The Importance of Having a Will: Peters v. Peters Estate, 2015 ABCA 301
Ileen Peters died without a Will (or intestate) in 2013, and her husband, Lester Peters, died intestate in 2009. They had one biological child together, the respondent. Lester had four daughters from a previous marriage, the stepdaughters of Ileen, and the appellant was one of Ileen’s stepdaughters. After Lester’s passing, all of the children agreed that his entire estate should go to Ileen.
The appellant wanted an equal division of the net proceeds of Ileen’s estate among the five of them.
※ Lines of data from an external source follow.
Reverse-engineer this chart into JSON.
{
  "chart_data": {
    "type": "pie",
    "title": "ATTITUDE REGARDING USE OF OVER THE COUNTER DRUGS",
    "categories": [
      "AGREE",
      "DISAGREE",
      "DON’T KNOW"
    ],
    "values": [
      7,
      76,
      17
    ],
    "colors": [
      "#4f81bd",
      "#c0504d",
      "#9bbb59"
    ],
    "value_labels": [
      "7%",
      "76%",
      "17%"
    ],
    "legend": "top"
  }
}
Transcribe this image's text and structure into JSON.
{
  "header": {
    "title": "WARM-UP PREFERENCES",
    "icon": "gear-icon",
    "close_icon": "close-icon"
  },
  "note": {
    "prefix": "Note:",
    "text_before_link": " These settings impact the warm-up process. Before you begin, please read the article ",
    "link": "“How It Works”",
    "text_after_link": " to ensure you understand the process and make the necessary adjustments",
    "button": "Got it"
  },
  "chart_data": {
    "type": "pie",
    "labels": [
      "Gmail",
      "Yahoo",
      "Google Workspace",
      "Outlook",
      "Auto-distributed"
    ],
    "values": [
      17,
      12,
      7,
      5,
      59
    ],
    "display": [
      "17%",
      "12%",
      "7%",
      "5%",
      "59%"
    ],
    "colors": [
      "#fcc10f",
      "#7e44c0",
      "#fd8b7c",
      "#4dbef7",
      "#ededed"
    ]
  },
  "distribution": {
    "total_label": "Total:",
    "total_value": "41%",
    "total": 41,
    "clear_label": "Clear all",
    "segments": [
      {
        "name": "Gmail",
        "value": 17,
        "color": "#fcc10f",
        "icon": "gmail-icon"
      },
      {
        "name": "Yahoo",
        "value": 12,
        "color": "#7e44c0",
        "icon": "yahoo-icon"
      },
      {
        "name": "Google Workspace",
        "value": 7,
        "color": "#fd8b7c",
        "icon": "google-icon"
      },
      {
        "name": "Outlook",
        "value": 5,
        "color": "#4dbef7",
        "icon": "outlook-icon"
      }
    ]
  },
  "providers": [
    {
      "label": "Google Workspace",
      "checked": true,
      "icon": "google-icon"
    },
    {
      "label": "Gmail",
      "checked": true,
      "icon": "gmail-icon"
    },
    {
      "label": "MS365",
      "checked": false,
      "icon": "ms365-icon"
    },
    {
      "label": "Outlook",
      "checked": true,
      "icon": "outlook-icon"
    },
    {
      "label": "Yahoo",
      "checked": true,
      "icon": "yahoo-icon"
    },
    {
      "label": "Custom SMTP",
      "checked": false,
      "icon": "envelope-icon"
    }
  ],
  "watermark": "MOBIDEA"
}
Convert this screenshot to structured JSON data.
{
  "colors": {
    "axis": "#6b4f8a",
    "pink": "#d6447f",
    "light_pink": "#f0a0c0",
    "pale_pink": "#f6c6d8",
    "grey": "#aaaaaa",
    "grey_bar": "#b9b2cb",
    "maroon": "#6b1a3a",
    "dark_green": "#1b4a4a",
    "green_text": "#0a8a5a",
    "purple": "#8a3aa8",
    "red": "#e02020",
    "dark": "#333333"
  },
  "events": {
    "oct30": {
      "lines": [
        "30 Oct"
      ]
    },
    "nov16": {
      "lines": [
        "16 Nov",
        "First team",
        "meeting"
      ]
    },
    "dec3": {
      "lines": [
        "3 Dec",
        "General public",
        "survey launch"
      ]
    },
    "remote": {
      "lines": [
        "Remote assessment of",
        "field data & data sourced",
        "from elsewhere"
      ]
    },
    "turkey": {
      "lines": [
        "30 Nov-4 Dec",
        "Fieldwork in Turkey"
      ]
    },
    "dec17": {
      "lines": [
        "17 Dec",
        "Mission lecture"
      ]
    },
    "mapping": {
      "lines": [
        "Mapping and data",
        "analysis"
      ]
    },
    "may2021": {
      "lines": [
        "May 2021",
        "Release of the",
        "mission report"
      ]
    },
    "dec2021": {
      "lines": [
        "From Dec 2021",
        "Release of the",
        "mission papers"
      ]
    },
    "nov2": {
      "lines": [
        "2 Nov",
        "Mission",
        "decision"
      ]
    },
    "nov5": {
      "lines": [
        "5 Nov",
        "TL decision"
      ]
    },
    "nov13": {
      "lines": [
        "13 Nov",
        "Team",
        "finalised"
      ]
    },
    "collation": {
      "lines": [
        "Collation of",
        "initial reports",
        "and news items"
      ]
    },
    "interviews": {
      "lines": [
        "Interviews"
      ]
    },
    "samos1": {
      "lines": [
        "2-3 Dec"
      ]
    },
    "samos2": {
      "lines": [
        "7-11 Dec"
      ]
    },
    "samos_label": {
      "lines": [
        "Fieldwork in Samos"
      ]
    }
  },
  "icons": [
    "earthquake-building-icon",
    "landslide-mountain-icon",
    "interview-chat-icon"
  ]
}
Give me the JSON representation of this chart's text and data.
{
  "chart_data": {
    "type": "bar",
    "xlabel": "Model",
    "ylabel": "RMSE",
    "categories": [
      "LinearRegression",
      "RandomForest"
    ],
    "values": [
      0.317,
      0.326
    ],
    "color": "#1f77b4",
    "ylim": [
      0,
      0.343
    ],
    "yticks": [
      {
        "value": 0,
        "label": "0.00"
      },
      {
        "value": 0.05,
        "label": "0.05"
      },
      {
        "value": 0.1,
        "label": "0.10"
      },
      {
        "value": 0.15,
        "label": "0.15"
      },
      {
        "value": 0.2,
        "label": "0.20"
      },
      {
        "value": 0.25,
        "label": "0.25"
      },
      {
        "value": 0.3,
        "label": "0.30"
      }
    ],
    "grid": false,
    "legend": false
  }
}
The chambers judge dismissed the application, holding that a stepchild was not a “descendant” for the purposes of distributing an intestate estate in accordance with sections 65 and 66 of the Wills and Succession Act (“WSA”).
The issues on appeal were as follows:
- The trial judge erred in his interpretation of the WSA;
- The trial judge erred in failing to find a secret trust; and
- The trial judge was incorrect in finding that none of the stepchildren were unable to earn a livelihood by reason of mental or physical disability.
The first two issues were reviewed for correctness, and the third was reviewed for palpable and overriding error.
As to the first issue, the Court of Appeal confirmed that stepchildren are not descendants within the meaning of sections 65 and 66 of the WSA. This is supported by the long held idea that stepchildren should be excluded from inheriting the estate of an intestate stepparent. The Alberta Law Reform Institute (the “ALRI”) continues to support this exclusion, describing the relationship between stepchildren and their stepparents to be “too variable”. Despite recent court decisions holding in favor of stepchildren inheriting in certain situations, all such cases dealt with families that had Wills to rely on to determine intention.
As to the second issue, the Court of Appeal found that no secret trust was created between the deceased and the stepchildren. The Court was unable to identify the elements of communication between the deceased and the respondent or acquiescence on the part of the respondent so as to satisfy the requirements of a secret trust.
As to the third issue, the Court of Appeal held that there was no evidence to support any allegation that the stepchildren were unable to earn a livelihood by reason of mental or physical disability, and in any event, we question whether or not claim is possible where the claimant is not a “family member” as defined within the meaning of the WSA.
In conclusion, the appellant failed on all three issues. Her argument was based on what she perceived as the unjust and unfair result of the trial judge’s decision. The Court of Appeal quoted the trial judge, stating that “this case is an example of the personal difficulties and harm to relationships that can occur when an individual does not have a Will”.
This recent Court of Appeal case yet again highlights the importance of having a Will, especially in blended family situations.